So I know I’d mentioned last week that one of the reasons I’ve decided to lose weight is for my health. Hooray for being healthy! That is exciting and awesome and half of the reason I’m choosing this new path.
This post is about the other half of the reason: my body image and (lack of) self-confidence. I’ve never been small; in fact, I’ve always been the overweight kid my entire life. I was always the tallest girl, up until the boys started hitting puberty, and I was naturally big. I say I get it from my Dad, being that we both seem to have the same body type: large frame, always weigh more than we look. I remember being younger and hating that I got stuck with my Dad’s frame vs. my Mom’s. Even though I was bigger than most girls, I was also extremely athletic. I played sports starting at a young age, all the way through high school where I was the captain of my basketball and tennis teams. Yeah, I played sports competitively and it seemed like no matter how hard I tried, the weight just didn’t want to go away. I was destined to be big, and I just kind of dealt with that.
Though I say I was bigger than most other girls, and I was, I could still look at myself in the mirror and like what I saw looking back at me. I didn’t LOVE what I saw, but I was okay with it. I had boyfriends, I was okay with being a little bigger, and going into college, I was probably in the best shape of my life due to my final tennis season and being generally active. Still bigger, but definitely healthy and in shape.
Then college hit. And I hated it. I didn’t have my sports to play any more. I was stuck living in a miserable “lounge” with 3 other girls, who I had zero in common with. Most of the people I met ended up being terrible to me. Shit had hit the fan financially back at home for my Dad, and it was too much for me to handle. It sucked. Between falling into what I now look back on and realize was definitely depression and suddenly being on my own and eating whatever the hell I wanted… I gained more than just the freshman 15.
Though I had Matt to lean on, he was a senior in college at the time and did his best to support me through what I’d say was probably the most difficult year of my life. I started to look in the mirror and really dislike what I saw. I hated the way my arms looked, the way my stomach grew, my terrible thighs… Yet I couldn’t love myself enough to stop eating that crappy food around me.
But that was just it; that was my coping mechanism. To eat and stuff my emotions and try to keep a smile on the outside. So basically I was falling into a trap of hating how I looked but not doing anything to change that because my emotions and self-esteem about my looks were so low, I continued to stuff it down even lower with food.
Fast forward to now. I basically gave up on myself. I let myself eat whatever I wanted, because hey, I had my boyfriend, fiance, and now husband who would love me no matter what.
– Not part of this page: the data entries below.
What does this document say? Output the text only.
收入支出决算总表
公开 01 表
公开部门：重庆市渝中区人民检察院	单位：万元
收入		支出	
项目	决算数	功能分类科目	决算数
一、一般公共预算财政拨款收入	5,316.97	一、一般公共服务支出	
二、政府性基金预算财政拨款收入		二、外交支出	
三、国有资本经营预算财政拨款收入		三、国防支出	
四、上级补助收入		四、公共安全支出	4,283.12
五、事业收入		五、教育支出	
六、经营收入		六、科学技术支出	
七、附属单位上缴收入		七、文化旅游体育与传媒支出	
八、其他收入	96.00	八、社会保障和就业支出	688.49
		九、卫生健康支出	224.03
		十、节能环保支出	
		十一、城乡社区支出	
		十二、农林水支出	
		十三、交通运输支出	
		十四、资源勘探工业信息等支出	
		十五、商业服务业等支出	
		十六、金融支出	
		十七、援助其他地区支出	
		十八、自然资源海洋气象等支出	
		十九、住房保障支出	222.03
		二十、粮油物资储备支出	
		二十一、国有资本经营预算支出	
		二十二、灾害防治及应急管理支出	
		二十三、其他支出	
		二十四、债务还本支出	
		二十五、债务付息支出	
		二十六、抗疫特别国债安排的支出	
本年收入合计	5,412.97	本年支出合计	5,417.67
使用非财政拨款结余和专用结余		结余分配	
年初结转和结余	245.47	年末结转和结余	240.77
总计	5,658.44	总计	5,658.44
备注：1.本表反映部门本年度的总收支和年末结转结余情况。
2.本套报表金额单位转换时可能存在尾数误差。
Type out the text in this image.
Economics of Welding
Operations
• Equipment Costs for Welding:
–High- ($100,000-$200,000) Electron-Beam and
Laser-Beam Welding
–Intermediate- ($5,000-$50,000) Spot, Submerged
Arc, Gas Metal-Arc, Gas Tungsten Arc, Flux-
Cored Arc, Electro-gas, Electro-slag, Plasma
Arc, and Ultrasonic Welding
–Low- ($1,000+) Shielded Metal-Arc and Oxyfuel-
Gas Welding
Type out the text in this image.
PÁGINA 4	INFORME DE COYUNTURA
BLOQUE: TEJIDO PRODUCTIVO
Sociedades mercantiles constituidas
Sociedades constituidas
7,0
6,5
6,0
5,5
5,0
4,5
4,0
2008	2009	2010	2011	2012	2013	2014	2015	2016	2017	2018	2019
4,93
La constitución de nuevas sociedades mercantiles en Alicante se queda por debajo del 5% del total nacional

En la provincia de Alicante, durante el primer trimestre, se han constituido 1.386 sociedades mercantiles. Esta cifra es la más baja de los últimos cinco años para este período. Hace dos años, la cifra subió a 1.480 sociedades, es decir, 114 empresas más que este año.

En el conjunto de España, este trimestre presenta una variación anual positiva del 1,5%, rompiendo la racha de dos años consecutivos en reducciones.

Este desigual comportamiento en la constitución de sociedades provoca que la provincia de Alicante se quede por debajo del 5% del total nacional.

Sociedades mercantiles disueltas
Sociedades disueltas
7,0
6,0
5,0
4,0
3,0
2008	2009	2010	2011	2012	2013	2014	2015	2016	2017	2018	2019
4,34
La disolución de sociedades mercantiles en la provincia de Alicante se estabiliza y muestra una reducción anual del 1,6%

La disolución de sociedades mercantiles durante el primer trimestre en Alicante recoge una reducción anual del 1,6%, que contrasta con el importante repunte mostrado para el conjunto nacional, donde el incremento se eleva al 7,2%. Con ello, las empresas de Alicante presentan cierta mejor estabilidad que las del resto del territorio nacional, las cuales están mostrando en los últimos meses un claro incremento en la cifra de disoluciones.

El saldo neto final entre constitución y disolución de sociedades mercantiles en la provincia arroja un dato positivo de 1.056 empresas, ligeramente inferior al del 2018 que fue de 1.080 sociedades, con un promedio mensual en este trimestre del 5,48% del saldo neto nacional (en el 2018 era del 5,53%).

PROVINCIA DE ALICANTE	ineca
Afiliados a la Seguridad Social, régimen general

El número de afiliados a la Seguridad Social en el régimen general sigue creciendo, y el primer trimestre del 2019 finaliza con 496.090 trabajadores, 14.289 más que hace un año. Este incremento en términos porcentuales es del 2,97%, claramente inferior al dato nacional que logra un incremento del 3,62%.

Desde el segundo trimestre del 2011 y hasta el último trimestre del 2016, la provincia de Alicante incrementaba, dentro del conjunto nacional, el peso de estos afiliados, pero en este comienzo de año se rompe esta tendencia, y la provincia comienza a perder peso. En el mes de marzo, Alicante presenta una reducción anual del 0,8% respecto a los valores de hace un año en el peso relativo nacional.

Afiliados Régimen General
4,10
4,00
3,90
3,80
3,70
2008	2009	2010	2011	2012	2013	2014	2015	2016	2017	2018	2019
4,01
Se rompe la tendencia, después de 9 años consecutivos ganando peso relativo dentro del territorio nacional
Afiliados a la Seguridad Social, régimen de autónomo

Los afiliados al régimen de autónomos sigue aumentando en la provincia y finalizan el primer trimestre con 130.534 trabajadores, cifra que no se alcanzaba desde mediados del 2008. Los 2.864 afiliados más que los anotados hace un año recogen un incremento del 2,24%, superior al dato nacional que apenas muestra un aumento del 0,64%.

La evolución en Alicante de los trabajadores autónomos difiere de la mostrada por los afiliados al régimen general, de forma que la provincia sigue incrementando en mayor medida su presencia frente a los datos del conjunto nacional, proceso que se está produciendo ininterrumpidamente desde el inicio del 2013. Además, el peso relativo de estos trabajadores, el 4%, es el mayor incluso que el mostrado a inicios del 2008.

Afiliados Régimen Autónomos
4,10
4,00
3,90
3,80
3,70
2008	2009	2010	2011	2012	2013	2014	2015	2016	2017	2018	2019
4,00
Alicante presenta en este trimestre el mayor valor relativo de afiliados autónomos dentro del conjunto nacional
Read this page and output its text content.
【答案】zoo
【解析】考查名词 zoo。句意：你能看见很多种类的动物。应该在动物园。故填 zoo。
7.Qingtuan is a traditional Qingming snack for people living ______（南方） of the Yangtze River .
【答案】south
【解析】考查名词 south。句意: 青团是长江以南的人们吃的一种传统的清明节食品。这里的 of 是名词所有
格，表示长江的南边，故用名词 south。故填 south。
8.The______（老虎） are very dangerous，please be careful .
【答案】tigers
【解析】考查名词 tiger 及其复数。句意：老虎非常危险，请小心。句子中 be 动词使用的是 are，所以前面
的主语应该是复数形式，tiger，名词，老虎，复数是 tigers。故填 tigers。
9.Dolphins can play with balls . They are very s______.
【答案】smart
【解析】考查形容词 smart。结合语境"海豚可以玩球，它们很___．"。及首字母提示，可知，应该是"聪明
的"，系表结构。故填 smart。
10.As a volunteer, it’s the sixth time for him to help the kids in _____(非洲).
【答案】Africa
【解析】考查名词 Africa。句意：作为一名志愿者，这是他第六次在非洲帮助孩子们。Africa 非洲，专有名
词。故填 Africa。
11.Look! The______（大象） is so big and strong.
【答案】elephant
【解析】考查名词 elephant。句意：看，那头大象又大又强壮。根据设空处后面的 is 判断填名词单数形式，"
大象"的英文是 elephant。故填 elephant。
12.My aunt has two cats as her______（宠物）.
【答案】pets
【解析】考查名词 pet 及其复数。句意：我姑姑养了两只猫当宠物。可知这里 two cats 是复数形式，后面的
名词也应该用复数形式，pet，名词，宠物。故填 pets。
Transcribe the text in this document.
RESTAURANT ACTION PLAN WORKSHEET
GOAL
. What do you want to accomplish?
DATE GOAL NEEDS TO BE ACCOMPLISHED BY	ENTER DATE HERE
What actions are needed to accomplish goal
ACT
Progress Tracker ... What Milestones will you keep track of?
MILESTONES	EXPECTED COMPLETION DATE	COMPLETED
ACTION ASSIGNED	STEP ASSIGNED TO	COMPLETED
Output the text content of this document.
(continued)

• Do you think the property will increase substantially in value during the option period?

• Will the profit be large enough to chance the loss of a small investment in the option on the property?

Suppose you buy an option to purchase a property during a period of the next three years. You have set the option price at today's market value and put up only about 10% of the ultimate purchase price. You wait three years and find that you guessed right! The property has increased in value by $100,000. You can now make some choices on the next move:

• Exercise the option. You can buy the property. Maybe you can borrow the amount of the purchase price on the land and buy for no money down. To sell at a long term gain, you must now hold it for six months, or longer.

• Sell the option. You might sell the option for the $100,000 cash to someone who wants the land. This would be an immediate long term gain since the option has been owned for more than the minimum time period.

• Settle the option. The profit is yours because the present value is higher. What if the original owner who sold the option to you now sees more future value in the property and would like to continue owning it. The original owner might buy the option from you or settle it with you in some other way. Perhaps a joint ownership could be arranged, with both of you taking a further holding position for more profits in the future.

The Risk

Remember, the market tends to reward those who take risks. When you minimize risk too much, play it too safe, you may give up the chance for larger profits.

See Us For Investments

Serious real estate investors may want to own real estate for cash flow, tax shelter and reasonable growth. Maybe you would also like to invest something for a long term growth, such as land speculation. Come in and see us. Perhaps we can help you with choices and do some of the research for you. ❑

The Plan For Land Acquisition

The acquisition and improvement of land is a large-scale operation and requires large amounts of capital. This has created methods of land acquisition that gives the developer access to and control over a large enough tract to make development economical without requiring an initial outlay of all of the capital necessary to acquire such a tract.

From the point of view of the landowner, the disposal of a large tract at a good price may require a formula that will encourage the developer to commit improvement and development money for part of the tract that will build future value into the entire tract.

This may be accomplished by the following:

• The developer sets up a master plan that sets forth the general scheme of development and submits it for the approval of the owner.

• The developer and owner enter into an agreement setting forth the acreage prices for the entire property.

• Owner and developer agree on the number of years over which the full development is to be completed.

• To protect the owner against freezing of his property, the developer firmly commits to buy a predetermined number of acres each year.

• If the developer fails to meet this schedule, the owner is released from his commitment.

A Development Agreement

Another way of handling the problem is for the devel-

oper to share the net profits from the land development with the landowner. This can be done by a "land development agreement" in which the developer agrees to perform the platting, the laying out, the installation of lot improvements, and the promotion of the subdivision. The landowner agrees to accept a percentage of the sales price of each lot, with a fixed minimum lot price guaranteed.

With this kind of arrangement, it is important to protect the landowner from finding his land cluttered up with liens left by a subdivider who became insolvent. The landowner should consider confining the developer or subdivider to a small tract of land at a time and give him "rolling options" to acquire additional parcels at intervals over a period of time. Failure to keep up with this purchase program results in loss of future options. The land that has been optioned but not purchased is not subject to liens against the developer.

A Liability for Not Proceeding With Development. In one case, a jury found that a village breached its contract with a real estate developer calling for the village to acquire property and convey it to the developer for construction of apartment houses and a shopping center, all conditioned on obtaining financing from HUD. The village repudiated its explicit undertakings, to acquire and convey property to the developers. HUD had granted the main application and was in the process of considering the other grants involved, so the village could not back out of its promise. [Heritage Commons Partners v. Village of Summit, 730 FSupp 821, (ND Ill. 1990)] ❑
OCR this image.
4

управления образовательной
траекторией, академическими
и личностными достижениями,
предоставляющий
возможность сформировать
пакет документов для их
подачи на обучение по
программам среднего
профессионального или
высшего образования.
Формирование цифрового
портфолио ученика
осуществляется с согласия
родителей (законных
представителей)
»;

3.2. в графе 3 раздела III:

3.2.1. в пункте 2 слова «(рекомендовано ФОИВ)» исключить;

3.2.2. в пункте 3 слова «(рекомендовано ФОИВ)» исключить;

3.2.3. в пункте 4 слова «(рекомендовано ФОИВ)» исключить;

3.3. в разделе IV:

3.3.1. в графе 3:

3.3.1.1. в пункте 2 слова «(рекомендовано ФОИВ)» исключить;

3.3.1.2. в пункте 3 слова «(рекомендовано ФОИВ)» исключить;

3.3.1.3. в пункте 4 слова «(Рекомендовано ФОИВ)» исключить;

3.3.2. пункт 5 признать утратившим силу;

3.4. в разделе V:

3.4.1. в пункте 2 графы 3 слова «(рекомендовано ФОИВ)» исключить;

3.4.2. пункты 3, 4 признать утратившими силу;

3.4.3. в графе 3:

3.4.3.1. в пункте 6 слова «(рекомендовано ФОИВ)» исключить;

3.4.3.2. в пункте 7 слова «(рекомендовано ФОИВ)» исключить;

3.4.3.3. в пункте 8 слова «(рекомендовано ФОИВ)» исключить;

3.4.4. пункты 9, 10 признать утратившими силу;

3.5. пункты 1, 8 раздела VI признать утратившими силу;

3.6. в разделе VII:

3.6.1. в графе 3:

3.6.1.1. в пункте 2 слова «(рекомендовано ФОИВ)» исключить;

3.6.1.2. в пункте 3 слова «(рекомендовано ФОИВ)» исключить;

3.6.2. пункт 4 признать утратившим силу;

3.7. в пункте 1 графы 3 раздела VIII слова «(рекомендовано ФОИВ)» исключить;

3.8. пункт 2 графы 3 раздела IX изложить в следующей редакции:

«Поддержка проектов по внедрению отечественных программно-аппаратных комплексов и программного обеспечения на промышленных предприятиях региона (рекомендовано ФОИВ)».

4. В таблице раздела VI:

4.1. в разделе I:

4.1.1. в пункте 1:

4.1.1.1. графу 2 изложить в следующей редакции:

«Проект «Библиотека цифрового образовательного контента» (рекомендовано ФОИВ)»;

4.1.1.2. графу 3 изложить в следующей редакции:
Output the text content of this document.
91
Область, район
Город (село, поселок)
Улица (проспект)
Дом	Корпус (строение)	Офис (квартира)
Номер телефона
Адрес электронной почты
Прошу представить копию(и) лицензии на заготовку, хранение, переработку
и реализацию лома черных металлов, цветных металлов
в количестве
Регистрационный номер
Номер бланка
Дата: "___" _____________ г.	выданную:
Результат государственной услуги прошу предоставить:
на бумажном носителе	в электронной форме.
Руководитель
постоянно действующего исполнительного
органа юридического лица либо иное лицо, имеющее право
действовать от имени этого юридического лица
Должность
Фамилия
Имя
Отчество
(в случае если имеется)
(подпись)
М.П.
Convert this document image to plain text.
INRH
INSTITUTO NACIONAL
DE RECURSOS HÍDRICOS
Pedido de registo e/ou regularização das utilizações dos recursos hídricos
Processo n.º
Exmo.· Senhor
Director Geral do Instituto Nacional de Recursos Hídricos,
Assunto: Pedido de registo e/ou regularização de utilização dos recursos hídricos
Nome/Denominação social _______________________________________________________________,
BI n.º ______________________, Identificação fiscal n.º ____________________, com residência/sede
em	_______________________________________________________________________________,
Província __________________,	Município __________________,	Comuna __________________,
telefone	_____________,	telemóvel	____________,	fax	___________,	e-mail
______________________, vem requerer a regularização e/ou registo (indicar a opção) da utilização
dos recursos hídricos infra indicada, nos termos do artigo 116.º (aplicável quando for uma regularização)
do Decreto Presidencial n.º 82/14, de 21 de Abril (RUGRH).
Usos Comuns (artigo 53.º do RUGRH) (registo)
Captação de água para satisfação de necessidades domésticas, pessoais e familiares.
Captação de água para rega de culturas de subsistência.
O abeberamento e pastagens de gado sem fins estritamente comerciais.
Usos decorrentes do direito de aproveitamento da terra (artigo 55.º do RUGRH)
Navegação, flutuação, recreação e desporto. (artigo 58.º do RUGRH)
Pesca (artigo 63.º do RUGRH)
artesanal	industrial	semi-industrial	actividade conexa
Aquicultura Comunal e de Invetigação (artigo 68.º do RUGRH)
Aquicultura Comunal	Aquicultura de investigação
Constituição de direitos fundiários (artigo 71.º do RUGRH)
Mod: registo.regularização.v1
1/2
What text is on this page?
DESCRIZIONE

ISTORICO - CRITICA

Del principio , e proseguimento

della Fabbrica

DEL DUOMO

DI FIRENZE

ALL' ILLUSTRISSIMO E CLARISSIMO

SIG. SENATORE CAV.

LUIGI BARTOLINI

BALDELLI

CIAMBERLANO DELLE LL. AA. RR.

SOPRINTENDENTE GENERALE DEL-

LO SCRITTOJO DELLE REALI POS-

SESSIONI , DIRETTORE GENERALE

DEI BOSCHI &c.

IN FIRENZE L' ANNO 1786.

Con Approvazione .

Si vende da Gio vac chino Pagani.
I also got such comfort out of eating these foods to help with negative emotions. Long day at work? Let’s eat a burger and fries, I’m too tired to cook. Upset over things going wrong back at home? Oh let’s stuff those emotions back down with a half of a large pizza. And so the weight continued to pile on… and my hatred for how my body looks only got worse.
The other night, as I was getting ready to take a shower, I looked at myself for a few minutes in the mirror and got so angry. I got so angry that I let myself get to this point. That I let myself go this far. That I didn’t love myself enough to say, “Hey Danielle, you ARE worth it, you are worth feeling good about how you look.”
It’s weird because I do love myself; I love that I’m compassionate, that I’m funny, that I’m pretty well-rounded and friendly. In fact, I’d say I’m pretty darn awesome when you get to know me. But my body has fallen second to my personality time and time again. Until now.
I want to look in the mirror and smile. I want to feel beautiful. I don’t want to feel like I need Matt to tell me 8 times that he thinks I’m beautiful. While I’m glad he thinks that, I want to feel that emotion myself. It’ll give a boost to my self-confidence, which is pretty lacking due to my crappy body image. I mean really, the only time I’ve really felt beautiful and smiled at myself in the mirror in the past few years was at our wedding.
So I promised myself that along with getting healthier, I’m doing this because I want to feel good about 100% of myself. I’m not doing this for Matt and I’m not doing this for any other person. I’m doing this for myself. Because I’ve finally realized that I deserve it. I deserve to feel good about myself and who I am as a whole, not just certain aspects of what makes me, me.
I want to give myself the opportunity to better my chances of having kids. I want to chase my kids around and teach them how to play tennis or basketball. I want to live to be old with Matt. And I also want to feel beautiful not just on the inside.
When I remember that, I smile because I know I’m on the road to getting healthy and being happy with myself, both inside and out.